Beitrag vom 08.09.2010
FAZ
Kongo
Entwicklungshilfe droht ein Desaster
Die "Gesellschaft für Technische Zusammenarbeit" (GTZ) steht in Kongo vor einem finanziellen Desaster. 44 ihrer Konten wurden dort gepfändet, das Bürogebäude in Kinshasa ist längst enteignet worden. Jetzt droht der GTZ ein Strafbefehl von mehr als 1,5 Millionen Dollar.

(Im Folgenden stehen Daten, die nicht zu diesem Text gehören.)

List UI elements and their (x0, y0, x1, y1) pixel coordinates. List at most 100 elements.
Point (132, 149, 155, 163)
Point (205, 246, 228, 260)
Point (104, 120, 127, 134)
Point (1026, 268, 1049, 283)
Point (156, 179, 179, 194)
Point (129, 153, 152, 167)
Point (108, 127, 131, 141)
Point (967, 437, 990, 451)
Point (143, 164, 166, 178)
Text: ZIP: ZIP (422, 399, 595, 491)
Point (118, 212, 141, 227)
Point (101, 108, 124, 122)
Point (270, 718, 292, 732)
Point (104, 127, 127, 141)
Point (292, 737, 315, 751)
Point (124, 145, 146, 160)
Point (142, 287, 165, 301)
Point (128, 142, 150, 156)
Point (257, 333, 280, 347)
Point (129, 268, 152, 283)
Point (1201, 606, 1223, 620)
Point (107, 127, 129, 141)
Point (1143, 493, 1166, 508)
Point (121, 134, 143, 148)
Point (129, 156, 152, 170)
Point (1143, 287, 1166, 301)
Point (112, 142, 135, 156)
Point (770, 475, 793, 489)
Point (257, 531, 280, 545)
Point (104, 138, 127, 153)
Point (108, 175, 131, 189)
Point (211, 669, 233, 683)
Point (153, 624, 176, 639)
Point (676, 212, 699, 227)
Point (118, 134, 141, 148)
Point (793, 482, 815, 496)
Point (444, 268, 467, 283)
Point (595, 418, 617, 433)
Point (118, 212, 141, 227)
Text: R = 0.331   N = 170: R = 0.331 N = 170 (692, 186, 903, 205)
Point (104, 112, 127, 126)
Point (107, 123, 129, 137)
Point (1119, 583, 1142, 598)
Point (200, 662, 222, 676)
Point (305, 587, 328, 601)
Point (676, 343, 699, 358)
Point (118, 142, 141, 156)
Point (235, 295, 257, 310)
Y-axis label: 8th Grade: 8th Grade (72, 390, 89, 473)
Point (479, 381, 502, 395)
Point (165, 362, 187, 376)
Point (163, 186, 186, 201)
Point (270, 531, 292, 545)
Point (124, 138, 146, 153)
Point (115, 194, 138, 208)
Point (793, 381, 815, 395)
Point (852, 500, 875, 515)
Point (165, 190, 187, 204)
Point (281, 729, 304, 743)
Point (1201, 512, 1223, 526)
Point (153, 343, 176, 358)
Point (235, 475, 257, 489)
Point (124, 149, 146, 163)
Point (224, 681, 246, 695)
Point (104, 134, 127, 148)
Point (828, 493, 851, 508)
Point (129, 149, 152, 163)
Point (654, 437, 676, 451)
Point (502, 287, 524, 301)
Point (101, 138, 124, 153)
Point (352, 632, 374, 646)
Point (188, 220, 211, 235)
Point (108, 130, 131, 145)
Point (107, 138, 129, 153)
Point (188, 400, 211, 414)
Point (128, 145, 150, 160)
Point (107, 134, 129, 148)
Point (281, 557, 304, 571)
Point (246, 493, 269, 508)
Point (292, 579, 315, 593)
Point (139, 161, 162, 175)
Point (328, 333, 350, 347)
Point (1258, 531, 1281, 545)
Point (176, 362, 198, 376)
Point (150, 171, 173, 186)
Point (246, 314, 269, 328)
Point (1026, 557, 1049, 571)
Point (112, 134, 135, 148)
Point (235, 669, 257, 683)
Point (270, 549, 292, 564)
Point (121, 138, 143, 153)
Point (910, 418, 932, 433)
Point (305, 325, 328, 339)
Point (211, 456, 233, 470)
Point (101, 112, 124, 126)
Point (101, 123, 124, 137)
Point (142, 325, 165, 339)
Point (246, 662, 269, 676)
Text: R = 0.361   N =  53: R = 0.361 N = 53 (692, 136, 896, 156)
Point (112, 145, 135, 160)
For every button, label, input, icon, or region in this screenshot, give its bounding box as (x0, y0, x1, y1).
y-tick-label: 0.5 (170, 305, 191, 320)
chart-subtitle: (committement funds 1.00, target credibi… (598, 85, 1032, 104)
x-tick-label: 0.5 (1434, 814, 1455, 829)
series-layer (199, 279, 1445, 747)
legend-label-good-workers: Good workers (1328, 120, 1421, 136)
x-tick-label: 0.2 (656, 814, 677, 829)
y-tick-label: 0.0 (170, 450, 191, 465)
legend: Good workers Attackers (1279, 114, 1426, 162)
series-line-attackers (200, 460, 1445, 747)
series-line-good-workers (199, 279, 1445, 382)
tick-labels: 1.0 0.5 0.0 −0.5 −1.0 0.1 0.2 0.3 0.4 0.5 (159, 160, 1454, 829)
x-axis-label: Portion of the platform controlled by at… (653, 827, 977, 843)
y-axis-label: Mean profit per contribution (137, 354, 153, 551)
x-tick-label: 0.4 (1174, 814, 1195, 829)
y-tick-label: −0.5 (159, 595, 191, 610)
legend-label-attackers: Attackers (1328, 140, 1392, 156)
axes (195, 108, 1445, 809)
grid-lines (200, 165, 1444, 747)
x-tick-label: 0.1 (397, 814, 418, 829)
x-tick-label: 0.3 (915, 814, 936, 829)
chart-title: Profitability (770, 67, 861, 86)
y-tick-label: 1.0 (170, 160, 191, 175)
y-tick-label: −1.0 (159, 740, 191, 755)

Von Thomas Scheen, Johannesburg
Der deutschen Entwicklungshilfe in Kongo droht ein finanzielles Desaster. Der "Gesellschaft für Technische Zusammenarbeit" (GTZ), die nahezu alle Projekte betreut, die von Deutschland finanziert werden, wurden sämtliche 44 Konten gepfändet, die sie für ihre Entwicklungsarbeit unterhält.
Das Gebäude der GTZ-Zentrale in der Hauptstadt Kinshasa, das vor zwei Jahren für 800.000 Dollar gekauft wurde, ist enteignet worden. Der Gesellschaft droht außerdem ein Strafbefehl über 1,5 Millionen Dollar. Kongo ist ein sogenanntes Schwerpunktland der deutschen Entwicklungshilfe. Jährlich sind im Bundeshaushalt für Projekte in dem afrikanischen Land rund 70 Millionen Euro vorgesehen.
Beim Entwicklungshilfeministerium in Berlin heißt es dazu, man sei "bemüht, die Probleme zu lösen". An den für Ende Oktober vorgesehenen Regierungsverhandlungen mit Kongo werde der Fall "nicht spurlos" vorübergehen. Ähnliches verlautete aus dem Auswärtigen Amt. Dort hieß es, man arbeite an dem Fall; der Botschafter in Kinshasa sei eng damit befasst. An eine Einstellung der Arbeit in Kongo wird in Berlin jedoch offenbar nicht gedacht.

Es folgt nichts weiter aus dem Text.